The Department of Defense has not committed funding for the program beyond the current 180-plane contract with Boeing Co., which expires in April 2008. Supporters of the program urged the Pentagon on Tuesday to agree to at least 42 more C-17s.

"We are in a war, and the president has said to stay the course," Rep. Juanita Millender-McDonald (D-Carson) said. "With that kind of announcement, the president realizes that he needs a military force and an aircraft cargo [plane] with powerful might. The C-17, like no other aircraft, can go into the combat zone and go right to the troops."

She was among a group, which included Long Beach Mayor Beverly O'Neill and council members Frank Colonna and Tonia Reyes Uranga, that met Tuesday with Air Force Secretary Michael W. Wynne to discuss the future of the program.

Millender-McDonald reported being "cautiously optimistic" after the meeting, and said that Wynne understood the delegation's concerns.

"Secretary Wynne acknowledged the contribution of the local workforce in producing the aircraft," she said. "Now we feel it's time for us to get a little bit of that contribution back by a continued production of the aircraft."

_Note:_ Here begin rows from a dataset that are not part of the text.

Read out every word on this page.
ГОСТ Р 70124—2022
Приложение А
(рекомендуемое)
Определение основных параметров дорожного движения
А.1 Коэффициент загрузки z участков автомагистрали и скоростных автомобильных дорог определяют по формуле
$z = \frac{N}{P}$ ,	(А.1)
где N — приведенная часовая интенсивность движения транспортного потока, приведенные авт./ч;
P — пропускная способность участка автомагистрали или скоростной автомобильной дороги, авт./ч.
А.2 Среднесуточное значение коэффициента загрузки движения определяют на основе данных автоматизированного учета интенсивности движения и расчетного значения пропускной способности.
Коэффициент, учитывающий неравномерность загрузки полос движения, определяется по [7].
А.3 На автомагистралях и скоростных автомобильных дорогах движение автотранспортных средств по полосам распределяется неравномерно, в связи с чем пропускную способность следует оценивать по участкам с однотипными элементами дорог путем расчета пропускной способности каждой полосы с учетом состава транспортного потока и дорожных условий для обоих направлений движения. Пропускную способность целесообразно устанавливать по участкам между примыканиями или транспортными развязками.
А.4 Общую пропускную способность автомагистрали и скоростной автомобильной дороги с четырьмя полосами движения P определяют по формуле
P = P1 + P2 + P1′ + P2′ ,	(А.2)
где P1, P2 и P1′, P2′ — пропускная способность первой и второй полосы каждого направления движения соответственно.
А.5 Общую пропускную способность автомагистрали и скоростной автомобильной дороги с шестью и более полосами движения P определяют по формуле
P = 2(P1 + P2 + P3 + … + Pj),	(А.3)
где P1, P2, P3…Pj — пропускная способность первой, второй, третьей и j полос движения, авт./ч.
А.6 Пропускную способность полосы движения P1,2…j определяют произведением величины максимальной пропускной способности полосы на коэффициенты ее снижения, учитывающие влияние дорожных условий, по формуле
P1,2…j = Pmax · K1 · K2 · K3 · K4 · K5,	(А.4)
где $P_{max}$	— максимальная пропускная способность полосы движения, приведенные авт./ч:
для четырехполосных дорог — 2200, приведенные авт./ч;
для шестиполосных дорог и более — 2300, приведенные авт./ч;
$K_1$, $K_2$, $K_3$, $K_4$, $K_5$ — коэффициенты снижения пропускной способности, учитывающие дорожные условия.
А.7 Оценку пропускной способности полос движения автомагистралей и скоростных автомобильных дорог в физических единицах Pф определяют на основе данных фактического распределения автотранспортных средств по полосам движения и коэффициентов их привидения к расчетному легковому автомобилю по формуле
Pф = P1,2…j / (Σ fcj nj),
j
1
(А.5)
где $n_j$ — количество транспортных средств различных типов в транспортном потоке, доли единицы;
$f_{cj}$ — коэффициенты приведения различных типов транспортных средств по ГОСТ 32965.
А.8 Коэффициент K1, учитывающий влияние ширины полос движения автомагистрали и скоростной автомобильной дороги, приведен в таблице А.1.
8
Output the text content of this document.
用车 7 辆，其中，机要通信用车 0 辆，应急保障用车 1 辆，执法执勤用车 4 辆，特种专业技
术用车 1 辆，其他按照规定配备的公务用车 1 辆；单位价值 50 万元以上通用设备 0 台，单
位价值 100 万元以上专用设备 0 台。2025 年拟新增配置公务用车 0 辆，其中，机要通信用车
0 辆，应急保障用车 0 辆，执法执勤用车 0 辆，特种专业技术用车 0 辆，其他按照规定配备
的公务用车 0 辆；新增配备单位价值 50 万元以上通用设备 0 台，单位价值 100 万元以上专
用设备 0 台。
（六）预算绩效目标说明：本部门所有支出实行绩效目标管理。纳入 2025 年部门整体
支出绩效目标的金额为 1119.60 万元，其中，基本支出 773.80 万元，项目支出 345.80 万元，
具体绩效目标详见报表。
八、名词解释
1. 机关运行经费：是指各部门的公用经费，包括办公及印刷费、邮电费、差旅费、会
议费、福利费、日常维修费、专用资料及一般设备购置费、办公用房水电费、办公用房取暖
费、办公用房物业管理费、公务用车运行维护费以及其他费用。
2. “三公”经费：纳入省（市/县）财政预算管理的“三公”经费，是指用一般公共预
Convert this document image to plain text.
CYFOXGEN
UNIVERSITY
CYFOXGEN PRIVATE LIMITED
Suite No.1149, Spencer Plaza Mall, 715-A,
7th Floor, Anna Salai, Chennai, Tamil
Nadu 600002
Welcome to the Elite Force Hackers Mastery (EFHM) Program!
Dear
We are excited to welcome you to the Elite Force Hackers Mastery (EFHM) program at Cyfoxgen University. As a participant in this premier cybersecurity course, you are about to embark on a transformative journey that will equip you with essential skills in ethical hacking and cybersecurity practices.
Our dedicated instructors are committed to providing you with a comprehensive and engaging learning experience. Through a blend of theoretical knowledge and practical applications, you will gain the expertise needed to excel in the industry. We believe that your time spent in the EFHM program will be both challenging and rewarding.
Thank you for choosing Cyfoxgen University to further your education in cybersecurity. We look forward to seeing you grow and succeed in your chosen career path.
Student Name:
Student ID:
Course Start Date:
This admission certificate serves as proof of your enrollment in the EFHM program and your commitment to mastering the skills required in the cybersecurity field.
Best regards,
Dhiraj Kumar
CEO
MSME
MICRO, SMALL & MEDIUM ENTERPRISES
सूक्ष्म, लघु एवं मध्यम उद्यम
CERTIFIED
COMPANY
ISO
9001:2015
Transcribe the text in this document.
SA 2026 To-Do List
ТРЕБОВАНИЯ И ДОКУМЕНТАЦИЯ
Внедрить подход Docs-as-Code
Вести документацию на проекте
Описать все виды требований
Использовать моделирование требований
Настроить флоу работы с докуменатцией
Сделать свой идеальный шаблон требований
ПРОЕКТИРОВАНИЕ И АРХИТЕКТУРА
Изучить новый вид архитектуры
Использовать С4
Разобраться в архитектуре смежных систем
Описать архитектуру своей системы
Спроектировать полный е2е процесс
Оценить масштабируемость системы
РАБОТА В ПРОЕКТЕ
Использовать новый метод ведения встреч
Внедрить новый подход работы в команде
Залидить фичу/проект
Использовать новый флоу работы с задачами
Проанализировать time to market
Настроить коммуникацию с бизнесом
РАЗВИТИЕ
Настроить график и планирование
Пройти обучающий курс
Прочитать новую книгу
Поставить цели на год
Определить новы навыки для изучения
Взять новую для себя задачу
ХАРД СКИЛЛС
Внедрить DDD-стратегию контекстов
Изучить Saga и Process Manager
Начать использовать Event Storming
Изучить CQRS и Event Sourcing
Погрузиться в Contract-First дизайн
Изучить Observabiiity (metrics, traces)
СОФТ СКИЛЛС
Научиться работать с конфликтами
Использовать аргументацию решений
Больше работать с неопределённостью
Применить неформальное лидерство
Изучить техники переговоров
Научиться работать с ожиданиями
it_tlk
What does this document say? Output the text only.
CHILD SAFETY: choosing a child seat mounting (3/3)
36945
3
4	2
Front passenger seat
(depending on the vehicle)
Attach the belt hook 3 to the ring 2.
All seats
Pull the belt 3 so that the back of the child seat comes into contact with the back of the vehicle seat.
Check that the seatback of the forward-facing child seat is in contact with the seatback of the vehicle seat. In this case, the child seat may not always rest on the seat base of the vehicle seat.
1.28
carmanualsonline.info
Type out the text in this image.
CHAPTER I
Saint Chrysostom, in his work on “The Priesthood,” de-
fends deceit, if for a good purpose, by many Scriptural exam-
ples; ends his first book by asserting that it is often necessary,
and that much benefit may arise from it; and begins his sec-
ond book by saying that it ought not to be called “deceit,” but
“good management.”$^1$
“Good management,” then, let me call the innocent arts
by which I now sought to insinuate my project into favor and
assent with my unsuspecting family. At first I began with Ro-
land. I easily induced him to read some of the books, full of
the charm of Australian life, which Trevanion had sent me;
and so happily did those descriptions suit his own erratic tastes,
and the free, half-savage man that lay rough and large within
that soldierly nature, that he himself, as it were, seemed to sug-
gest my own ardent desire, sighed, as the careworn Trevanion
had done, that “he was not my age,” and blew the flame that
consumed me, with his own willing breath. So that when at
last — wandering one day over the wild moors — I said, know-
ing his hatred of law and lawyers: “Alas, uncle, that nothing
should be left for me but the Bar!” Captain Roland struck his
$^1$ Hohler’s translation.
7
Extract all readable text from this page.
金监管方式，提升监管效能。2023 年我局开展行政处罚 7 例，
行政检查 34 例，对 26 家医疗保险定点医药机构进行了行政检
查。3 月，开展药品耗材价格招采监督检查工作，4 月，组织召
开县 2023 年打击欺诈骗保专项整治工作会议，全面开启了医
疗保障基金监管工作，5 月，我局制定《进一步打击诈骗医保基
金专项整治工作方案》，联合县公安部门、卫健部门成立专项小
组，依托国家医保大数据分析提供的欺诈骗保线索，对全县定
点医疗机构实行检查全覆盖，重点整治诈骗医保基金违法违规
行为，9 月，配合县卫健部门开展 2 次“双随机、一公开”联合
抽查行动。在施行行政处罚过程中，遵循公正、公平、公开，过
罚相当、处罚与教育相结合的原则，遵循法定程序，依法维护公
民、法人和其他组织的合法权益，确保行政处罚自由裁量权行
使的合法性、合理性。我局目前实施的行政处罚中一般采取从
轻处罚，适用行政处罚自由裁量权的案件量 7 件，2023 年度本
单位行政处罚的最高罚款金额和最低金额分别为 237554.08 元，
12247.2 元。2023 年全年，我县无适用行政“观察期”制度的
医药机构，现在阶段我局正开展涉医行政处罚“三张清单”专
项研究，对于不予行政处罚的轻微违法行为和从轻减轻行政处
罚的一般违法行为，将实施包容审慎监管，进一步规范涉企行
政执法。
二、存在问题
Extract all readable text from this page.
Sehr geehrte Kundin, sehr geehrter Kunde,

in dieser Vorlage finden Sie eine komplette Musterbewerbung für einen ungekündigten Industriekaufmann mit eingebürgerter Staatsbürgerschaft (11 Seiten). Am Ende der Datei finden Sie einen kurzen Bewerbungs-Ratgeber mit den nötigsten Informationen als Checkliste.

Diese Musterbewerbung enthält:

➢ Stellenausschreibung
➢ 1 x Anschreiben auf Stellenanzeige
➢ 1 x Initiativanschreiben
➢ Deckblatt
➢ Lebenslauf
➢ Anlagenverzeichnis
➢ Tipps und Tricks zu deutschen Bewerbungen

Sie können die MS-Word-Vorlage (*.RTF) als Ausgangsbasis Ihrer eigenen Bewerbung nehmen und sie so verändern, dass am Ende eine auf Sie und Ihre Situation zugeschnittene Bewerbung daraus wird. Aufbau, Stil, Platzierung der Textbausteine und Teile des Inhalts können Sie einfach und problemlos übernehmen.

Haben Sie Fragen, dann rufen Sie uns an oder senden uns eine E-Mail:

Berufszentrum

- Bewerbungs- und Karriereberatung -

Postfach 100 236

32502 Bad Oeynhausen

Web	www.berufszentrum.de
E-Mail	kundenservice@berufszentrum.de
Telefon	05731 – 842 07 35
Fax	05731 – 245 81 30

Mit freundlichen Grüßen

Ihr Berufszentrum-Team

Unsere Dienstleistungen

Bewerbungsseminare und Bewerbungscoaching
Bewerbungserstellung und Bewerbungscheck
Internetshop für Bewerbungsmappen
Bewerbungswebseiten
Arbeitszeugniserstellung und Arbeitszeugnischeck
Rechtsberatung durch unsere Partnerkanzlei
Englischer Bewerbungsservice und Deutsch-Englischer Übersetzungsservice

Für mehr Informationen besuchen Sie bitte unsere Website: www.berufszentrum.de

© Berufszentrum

Through a spokesman, Wynne said he welcomed the input from the community, but noted: "We're awaiting the results of several studies as well as the completion of the budget process before any decision on C-17 purchases beyond the current 180 airplanes is made."

The C-17 has been used in Iraq to transport troops and equipment and has helped provide aid to victims of hurricanes Katrina and Rita in the Gulf Coast region. The plane is about 175 feet long and can reach speeds of 500 mph.

The plane's manufacturer, Boeing, is the largest employer in Long Beach, where about 7,000 people work on the aircraft. According to O'Neill, production of the C-17 is an $8.4-billion industry; about 15 planes come out of the company's Long Beach plant each year.

"If C-17 production stops, we are talking about losing the largest aircraft production plant in the United States," she said. "Valuable talent will be lost. We feel that it would be a disaster to lose part of our national defense and national economy."

Early this month, Gov. Arnold Schwarzenegger sent a letter to President Bush expressing his displeasure with the Defense Department and his concern for the California economy.

"California has suffered disproportionately during the defense drawdown of the last decade," he wrote. "I am disappointed that, despite strong congressional support, the Department of Defense reportedly has not committed future funding to continue the successful C-17 multiyear procurement program beyond the current contract."

The armed services committees in the Senate and the House have authorized a multiyear C-17 procurement in their fiscal 2006 defense authorization bills, but Millender-McDonald said that funding had yet to be appropriated.